Still, there are some key areas where doctors can take preventive measures to protect themselves as much as possible.
Documentation is key, Kuszler said, because it shows the step-by-step actions taken with a patient and allows doctors to review and contemplate their actions in the case.
Mooney said that the reasoning for a lawsuit is not necessarily monetary compensation. Many lawsuits are initiated by patients and families who face bad outcomes – death, permanent disability, trauma – to simply learn what went down behind the hospital doors.
“Historically, lawyers and insurance companies would tell their doctors, ‘don’t talk, don’t apologize,’” Mooney said. “They were afraid anything they said to a family would be used against them in a malpractice case.”
That all changed in 2006 when the Washington State Legislature passed RCW 5.64, which affirmed that any statement of apology, sympathy or benevolence made to a patient was not admissible as evidence in a malpractice lawsuit.
In total, 36 states have similar apology laws. Clarifying the legal landscape is a central component of Medical-Legal Day, and apology laws are covered in detail.
“Many patients and their families have started lawsuits just to figure out what happened and why,” Mooney said. “And to receive an apology. A sincere apology can be so effective.”
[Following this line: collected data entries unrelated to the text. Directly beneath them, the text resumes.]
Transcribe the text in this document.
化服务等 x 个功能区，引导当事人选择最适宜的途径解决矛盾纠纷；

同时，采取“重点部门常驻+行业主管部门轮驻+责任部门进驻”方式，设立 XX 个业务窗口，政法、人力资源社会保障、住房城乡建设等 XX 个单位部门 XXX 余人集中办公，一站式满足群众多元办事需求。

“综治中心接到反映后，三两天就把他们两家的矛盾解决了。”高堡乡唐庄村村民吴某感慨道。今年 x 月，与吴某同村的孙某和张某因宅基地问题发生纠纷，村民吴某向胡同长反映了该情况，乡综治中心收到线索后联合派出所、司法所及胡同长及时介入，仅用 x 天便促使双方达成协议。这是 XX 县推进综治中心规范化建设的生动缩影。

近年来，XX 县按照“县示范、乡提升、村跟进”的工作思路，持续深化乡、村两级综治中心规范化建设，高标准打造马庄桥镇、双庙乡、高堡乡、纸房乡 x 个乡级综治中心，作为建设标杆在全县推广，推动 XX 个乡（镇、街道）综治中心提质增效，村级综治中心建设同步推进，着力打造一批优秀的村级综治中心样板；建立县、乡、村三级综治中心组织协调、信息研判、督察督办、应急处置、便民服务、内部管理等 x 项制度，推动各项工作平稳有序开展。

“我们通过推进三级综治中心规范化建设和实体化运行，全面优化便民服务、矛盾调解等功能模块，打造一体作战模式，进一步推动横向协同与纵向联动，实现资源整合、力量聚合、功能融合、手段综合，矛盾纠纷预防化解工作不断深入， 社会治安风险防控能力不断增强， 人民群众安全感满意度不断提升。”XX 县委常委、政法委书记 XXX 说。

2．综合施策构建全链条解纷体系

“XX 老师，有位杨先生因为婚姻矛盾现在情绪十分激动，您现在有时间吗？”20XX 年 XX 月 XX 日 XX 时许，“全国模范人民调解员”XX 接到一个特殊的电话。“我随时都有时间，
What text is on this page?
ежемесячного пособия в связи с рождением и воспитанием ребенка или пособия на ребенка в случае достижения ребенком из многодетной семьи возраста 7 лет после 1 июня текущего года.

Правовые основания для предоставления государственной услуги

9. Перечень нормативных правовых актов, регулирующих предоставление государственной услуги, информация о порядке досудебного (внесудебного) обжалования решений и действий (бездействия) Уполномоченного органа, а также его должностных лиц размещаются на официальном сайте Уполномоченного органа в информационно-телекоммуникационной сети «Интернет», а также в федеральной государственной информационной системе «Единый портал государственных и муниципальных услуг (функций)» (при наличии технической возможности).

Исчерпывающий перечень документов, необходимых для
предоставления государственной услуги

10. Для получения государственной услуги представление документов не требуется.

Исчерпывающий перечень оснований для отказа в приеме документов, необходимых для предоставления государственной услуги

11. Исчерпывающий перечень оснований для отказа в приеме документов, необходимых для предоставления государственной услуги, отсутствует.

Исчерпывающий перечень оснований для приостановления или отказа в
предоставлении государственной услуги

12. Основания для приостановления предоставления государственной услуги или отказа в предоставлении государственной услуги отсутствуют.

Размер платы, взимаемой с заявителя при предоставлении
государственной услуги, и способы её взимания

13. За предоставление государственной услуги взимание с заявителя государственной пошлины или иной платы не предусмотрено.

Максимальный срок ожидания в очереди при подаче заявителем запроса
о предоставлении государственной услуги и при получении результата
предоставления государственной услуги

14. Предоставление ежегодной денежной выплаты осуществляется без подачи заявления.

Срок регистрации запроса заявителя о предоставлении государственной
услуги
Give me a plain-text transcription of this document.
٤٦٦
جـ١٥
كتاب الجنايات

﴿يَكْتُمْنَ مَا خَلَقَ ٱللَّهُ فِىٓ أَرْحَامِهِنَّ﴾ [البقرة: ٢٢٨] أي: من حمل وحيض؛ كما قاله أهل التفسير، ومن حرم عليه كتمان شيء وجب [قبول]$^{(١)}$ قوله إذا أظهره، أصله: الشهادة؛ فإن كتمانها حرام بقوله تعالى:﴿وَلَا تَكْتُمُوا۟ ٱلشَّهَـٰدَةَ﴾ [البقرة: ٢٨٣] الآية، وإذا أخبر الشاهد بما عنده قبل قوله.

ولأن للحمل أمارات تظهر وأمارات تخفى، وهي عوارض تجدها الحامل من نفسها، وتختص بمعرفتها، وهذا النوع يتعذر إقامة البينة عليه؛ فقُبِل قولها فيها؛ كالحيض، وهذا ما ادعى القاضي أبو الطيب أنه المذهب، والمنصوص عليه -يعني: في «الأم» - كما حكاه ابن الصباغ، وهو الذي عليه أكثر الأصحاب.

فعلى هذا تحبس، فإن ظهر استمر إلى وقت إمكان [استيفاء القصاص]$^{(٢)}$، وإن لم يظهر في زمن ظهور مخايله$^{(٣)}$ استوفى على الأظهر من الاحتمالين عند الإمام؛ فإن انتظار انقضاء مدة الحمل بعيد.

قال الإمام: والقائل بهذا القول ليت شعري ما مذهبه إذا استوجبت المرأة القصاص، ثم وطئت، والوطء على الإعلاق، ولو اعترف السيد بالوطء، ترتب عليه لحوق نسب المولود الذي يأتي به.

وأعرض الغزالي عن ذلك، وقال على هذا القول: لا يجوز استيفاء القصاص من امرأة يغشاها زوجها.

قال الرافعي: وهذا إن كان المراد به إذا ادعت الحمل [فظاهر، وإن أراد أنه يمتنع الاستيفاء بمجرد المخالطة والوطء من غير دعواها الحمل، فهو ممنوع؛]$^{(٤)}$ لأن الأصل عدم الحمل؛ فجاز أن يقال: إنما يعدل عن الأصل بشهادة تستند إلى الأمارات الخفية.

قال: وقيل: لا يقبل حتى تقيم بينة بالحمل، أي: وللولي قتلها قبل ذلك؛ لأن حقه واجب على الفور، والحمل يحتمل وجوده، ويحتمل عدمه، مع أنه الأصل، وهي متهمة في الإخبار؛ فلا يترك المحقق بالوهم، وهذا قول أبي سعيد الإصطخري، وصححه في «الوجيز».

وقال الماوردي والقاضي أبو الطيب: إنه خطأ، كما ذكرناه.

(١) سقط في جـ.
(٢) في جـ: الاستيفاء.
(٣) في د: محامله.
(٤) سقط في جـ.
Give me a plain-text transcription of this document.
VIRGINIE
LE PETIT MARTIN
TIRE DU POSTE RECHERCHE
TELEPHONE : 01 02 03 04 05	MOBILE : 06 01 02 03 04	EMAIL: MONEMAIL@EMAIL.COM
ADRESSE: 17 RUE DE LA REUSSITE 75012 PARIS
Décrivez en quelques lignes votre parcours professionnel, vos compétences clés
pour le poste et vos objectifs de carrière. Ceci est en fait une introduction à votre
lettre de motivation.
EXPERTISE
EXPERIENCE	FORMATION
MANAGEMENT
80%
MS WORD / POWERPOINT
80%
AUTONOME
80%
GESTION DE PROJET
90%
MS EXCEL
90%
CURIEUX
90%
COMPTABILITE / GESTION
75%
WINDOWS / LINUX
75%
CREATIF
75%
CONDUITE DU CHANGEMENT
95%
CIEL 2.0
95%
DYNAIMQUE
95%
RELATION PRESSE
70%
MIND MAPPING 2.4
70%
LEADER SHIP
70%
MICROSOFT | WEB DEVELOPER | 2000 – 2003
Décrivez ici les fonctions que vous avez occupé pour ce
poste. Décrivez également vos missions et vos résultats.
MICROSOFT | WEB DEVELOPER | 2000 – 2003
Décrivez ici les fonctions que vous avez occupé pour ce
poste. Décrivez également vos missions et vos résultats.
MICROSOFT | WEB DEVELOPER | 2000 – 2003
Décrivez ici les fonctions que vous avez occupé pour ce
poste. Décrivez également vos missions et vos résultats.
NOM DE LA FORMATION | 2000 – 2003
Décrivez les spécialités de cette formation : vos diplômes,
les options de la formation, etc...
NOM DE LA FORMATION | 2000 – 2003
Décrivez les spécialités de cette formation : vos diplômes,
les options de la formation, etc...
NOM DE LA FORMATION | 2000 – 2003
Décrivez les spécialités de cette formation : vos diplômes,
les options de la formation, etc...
It speaks to human nature that, no matter physicians’ best efforts to provide the best possible care under the most challenging conditions, sometimes something as simple as an apology can be the difference between closure and legal action.
Treating the heart can be just as important as treating the disease or injury.
“We learn from every single case that rolls in that door,” Mooney said. “We apply our training, we learn, we hope and we are grateful — grateful and blessed to have the opportunity to make a difference in our patients’ lives.”